Cáceres pointed out that Currently, work is being done on the integration of the file to send the regulations back to the PGN. “I hope that by the middle of next week, at the latest, the regulations will be back in the PGN so that they can get to know it again,” he stated.

The official acknowledged that there are delays with respect to the deadlines established by law. “Yes, we are a little behind on the deadlines. The regulations had to be published in November of last year and we are almost in July 2026 and we still don’t have it,” he said.

At your discretion, The approval of the regulation is key because several of the mechanisms contemplated in the law depend on that instrument to begin to operate.. Among them is the Fund for Priority Road Infrastructure Works (Fovip), which must finance part of the institution’s activities.

“Much of this is tied to the regulations, because we cannot request the transfer of funds to Fovip because it is not created, and it cannot be created if there is no regulation that says how it works,” he explained.

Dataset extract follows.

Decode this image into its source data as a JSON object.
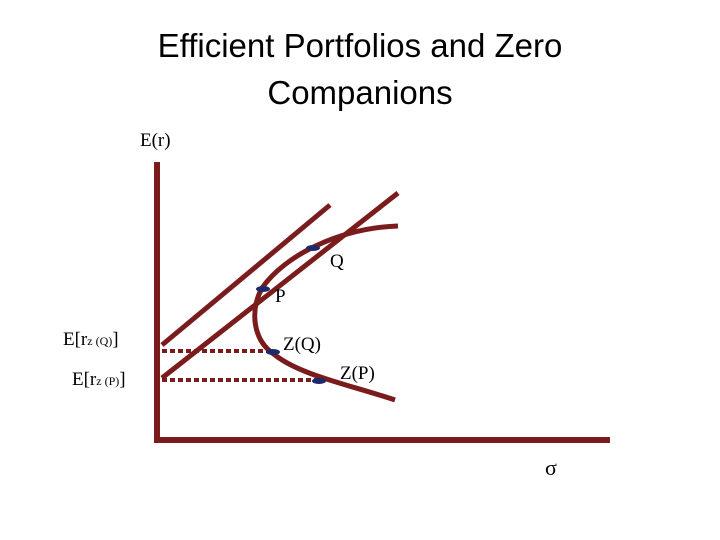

Despite the delays, Cáceres assured that the entity continues working on internal regulations, specific regulations and job profiles to form the technical team that must operate the institution. “We will continue working on these issues so that when the regulation comes out we are ready and do not further delay the start of operation,” he stated.

Regarding expectations for the coming months, he indicated that The immediate priority is to obtain the endorsement of the PGN and move towards the publication of the regulations. “I would hope that the DIPP, in a couple of months, will be able to have the regulations issued,” he said.